About seasonal influenza (flu)
Influenza is a public health problem with significant epidemiological, clinical and economic implications. This is due to a number of factors: ubiquity and infectivity of the disease, antigenic variability of the viruses, seasonal epidemic (and periodically pandemic) outbreaks, possible severe complications in certain groups of people (children, elderly, people with comorbidities and chronic diseases), cost of managing complications and social costs (e.g. lost working days, loss of productivity).
Influenza is an acute respiratory disease caused by influenza viruses. It is a seasonal disease that, in the western hemisphere, occurs during the winter months. Influenza virus was first isolated from humans in 1933, in the United Kingdom (influenza viruses had previously been isolated from pigs and poultry). Four different types have since been identified, all of them belonging to the Orthomyxoviridae family: types A and B, which are responsible for the typical symptoms of seasonal influenza; type C, of little clinical relevance (generally asymptomatic); type D, whose potential to infect humans is still unknown. Influenza A virus is further divided into subtypes, based on molecular differences in the haemagglutinin (HA) and neuraminidase (NA) surface glycoproteins.

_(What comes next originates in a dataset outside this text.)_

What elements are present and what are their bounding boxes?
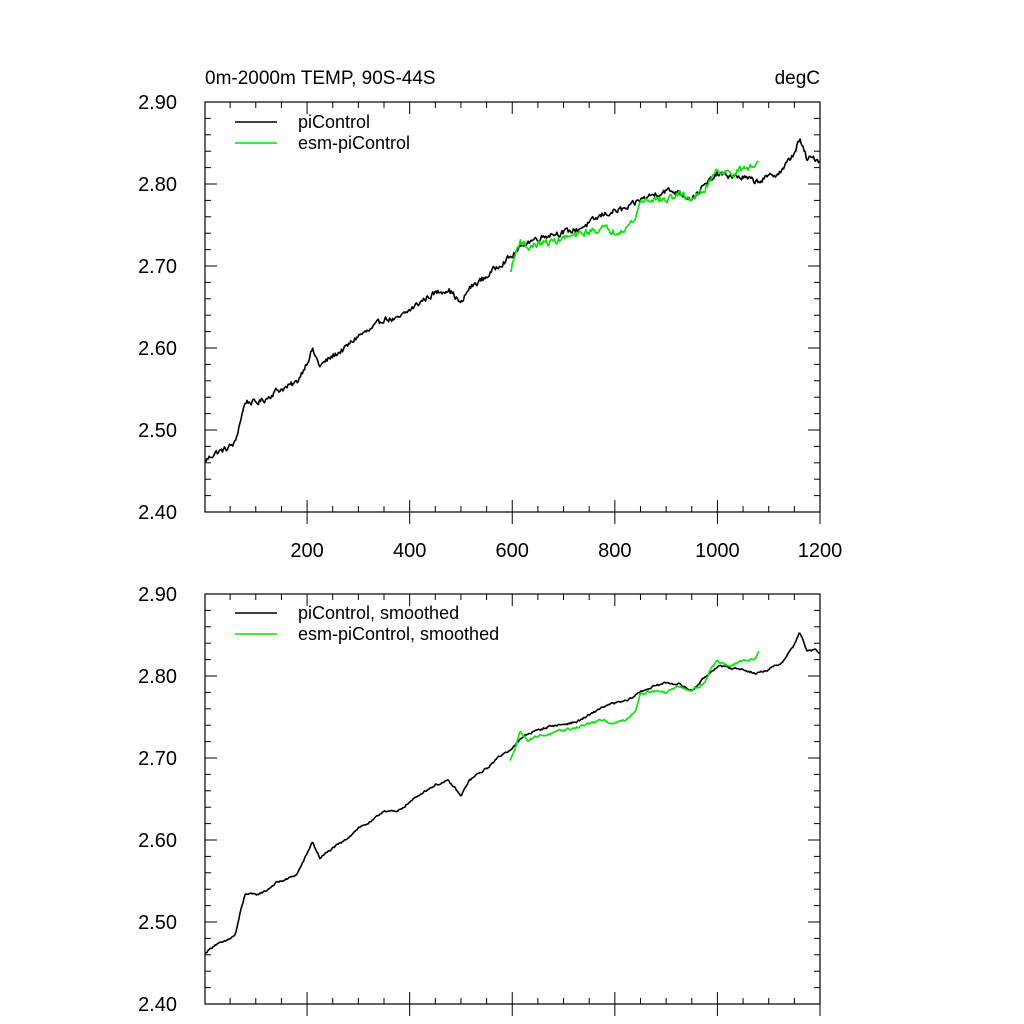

Influenza viruses have a strong tendency to mutate. By undergoing antigenic variation in their HA and NA glycoproteins, they can elude the immune response acquired from previous infections, and therefore spread widely and quickly within a population that has largely become immunologically susceptible.
These molecular variations should be taken into account when developing vaccines, the composition of which should be updated every year. Surveillance activities are therefore crucial to help select the strains to include, based on the degree of epidemiological and serological difference between such strains and the viruses that circulated in previous seasons.